Learning About Knots: The Slip Knot....

A knot is a method of fastening or securing linear material such as rope by tying or interweaving. It may consist of a length of one or several segments of rope, string, webbing, twine, strap, or even chain interwoven such that the line can bind to itself or to some other object (the "load"). Knots have been the subject of interest for their ancient origins, their common uses, and the area of mathematics known as knot theory.

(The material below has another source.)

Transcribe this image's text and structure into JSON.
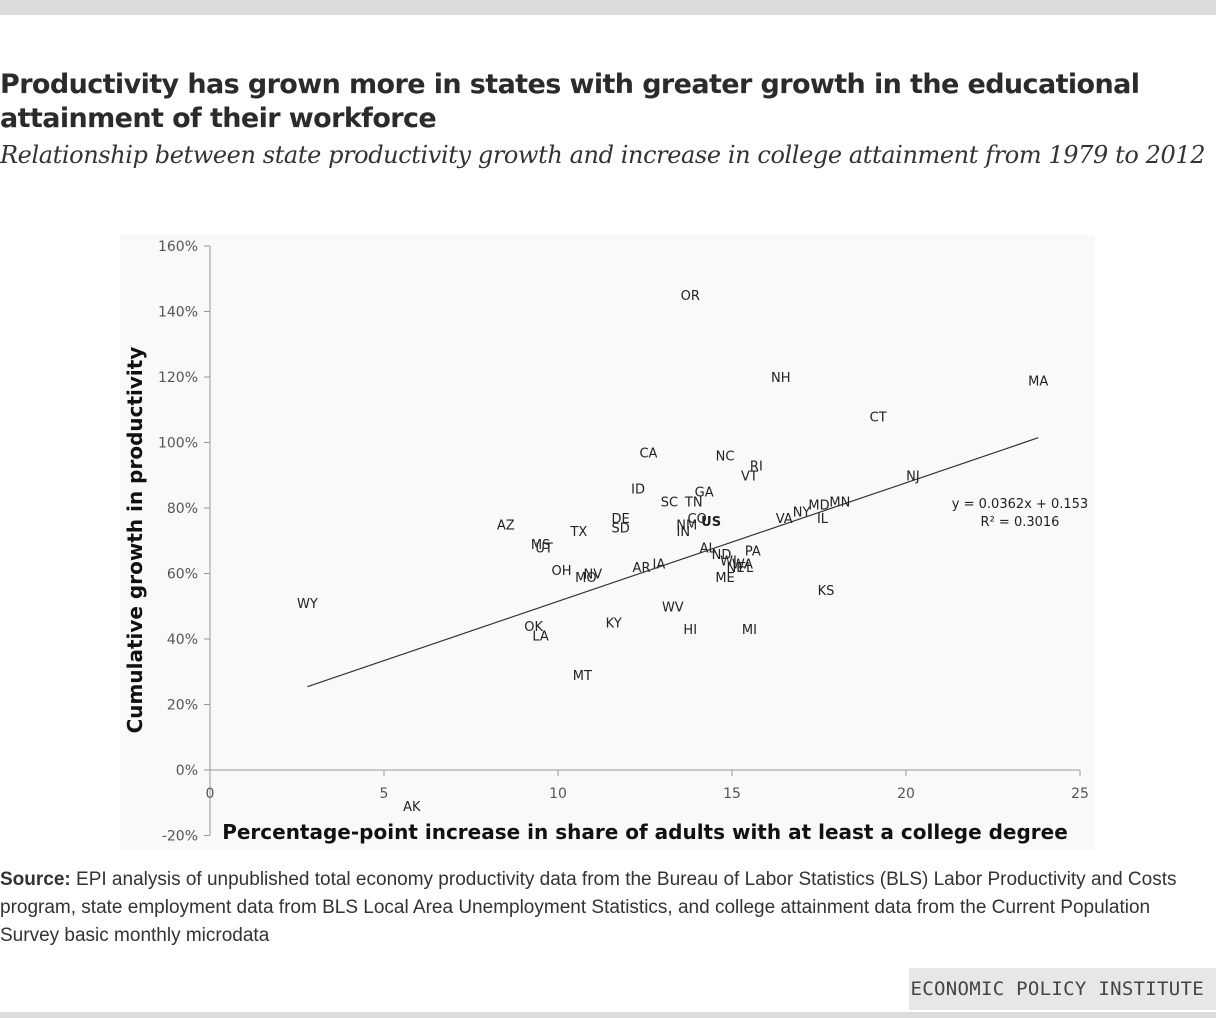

A slip knot (or running knot) is one of two different classes of knot. The most common are knots which attach a line to an object and tighten when tension is applied to the free end of the line. The other is a type of knot designed to bind one end of a rope to the middle of another, while allowing the knot to slide along the rope.
The former kind is generally created by attaching a rope to itself, creating a loop which can be tightened later. Any knot which is used to secure a line to either a post or ring (starting with the simple half hitch, and including such knots as the bowline and clove hitch) can be turned into this sort of slip knot by tying it around the standing part of the line.
The most common example of the second kind of slip knot is the rolling hitch.

Standard creation for a slip knot

This is a starting point used for crochet and knitting. Take a length of yarn and create a loop in the shape of a "p". Place hand or hook through a hole and grab thread on top and draw through bottom of loop. Draw until a small loop is created.